Whether you are a first time or veteran youth leader, you know the importance and value that parents can (and should) be to a church’s youth ministry.
Imagine this scenario.
What if you could have a youth ministry team that could influence nearly every student in your church during times when they were not at church?
And those team members could encourage students to maintain a daily devotional life, prayer life, and even pray with them even more than you could.
That ministry team is already possible through parents.
You may have talked with parents who are skeptical about your ability to fulfill the role of a youth leader because you may not have teenage children yourself.
One of the best ways to grow as a leader is to seek out those who you can learn from – other’s experiences and wisdom are priceless.
Bible college or seminary doesn’t teach you much in regard to parent relations and bridging the youth leader/parent gap in partnering together.
If you’ve been in youth ministry for more than 5 minutes, no doubt you have encountered a wide variety of parents and parenting styles.
Laissez-faire parents, helicopter parents, divorced and single parents, the list goes on.
And each type presents strengths and challenges for youth ministry leaders.
Your goal should be to find value in each parent and build their strength, so that in turn they will help you to create an amazing ministry to your students that you never thought possible.
HERE ARE 3 WAYS TO VALUE THE PARENTS IN YOUR MINISTRY
1. MEET WITH PARENTS REGULARLY
Many times, our extent of meeting with most of the teens in our youth groups happens in the weekly youth meeting.

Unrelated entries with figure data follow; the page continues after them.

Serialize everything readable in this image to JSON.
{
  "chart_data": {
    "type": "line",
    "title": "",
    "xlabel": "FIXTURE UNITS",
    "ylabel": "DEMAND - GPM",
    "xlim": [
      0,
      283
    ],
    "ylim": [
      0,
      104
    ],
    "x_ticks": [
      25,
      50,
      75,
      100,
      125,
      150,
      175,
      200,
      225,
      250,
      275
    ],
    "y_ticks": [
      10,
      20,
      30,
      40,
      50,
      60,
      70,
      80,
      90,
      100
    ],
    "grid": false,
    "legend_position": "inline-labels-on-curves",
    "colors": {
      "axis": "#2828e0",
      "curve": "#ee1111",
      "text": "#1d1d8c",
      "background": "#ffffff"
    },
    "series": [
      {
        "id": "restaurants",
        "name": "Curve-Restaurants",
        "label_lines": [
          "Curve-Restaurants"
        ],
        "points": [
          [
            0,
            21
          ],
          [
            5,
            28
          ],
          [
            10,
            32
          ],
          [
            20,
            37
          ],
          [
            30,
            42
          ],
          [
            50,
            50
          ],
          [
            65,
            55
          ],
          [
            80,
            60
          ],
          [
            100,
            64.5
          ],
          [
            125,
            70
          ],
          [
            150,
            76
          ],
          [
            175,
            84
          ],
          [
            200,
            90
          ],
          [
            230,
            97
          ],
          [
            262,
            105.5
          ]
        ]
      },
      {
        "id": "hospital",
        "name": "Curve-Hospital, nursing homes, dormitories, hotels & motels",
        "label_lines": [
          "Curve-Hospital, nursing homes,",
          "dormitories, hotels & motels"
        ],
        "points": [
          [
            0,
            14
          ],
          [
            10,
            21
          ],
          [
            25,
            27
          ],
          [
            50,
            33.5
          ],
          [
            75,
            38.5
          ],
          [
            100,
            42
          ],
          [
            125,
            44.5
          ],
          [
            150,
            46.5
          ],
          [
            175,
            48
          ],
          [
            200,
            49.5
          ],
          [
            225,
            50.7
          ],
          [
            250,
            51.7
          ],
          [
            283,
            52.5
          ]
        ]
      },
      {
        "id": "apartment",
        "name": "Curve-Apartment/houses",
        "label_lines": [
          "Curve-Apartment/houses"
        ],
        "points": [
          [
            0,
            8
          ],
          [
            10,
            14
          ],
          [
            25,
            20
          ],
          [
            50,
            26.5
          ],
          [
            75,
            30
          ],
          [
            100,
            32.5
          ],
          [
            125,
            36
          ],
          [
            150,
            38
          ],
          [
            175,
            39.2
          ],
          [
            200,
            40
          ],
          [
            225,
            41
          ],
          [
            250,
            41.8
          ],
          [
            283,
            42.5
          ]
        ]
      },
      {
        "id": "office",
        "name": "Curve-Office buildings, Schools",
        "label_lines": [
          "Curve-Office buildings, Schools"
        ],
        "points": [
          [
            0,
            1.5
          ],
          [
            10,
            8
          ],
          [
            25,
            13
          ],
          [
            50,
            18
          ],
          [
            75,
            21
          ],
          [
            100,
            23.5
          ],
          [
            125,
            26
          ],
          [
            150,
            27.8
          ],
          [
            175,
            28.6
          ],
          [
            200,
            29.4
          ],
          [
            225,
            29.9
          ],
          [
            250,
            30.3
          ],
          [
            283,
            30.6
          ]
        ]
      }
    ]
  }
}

Given that most teens will spend an average of just 2 hours per week within the context of your youth ministry, parents can be your first line of ministry to those students.
Meeting with parents often occurs even less often than with students.
The tendency that many youth leaders have with parent meetings is to primarily go over the calendar of upcoming events.
And while there certainly should be time for that, it can also be an incredible opportunity for you to get to know parents even better.
During your meetings, encourage interaction with other parents and with your youth leadership team.
Be sure to keep them “in the loop” with any situations and upcoming events.
If you plan to talk with your students about specific “hot button” issues, let parents know ahead of time, and even get feedback.
You can take time and address any concerns with parents individually.
As those parent/leader conversations and relationships develop, you may find that many will come alongside you and support you as you grow as a leader.
Through those conversations you may find out a parent is a master carpenter, talent agent, or a host of other professions that they would be willing to share and help out with your ministry.
But if you don’t meet with them and develop that relationship, you may never know what you’re missing.
2. ENCOURAGE PARENTS
Parenting is hard.
Once children reach the age of adolescence, the challenges for them increase.
And as those students get older and more mature, parenting gets even more difficult.
Often parents, and especially single parents, wonder if they’re doing it right.
They need encouragement.
Pray FOR them and WITH them and encourage them regularly and often.
Don’t try to offer advice unless it is asked for.
Many parents already feel the stress of not knowing how to handle certain situations, but you can be a source of encouragement for them.
Encouragement can come in the form of providing resources and opportunities.
Since many parents do not feel they can adequately teach their students about God and the Bible, they may look to you for help.
If your budget allows, provide your parents with tools that can not only help them in parenting but also in being the spiritual leaders in their homes.
This could look like books, websites, printed resources, and even Social Media groups that encourage them through interaction with other parents.
As a leader, one of your jobs is to encourage and equip parents to be who God has called them to be in their home.
3. VIEW PARENTS AS ASSETS, NOT LIABILITIES
Sometimes parents can be seen as a hindrance to what you want to accomplish in your youth ministry.
But parents can add tremendous value to your ministry team and offer different perspectives in areas you may not have thought about.
Because they are “in the trenches” with teens on a daily basis, they see the struggles they face, many times before the youth leader.
Often youth leaders simply view parents as chaperones or outing hosts.
But they can bring so much more value and opportunity to your ministry that you just might be missing out on.
Think about this – many parents tend to volunteer to help in your area because they have a child participating in that ministry.
You will see parents who have previously served in children’s ministry when their child was there, will now want to help in youth ministry as their child graduates into that age group.
Part of the reason is to legitimately help, and the other part is to keep an eye on “Junior.”
If you have parents that want to help you in ministry, make sure to have a place for them to serve alongside you.
Let them know your expectations and their responsibilities up front, so they have a chance to opt out if they choose.
Make sure you also keep your senior pastor or leader in the loop too and share any questions or concerns with them about this system of involving parents.
They may offer some advice that will help along the way.
God gave parents the gift of their children, you have the opportunity to partner with them – and that is a gift to you as a youth pastor!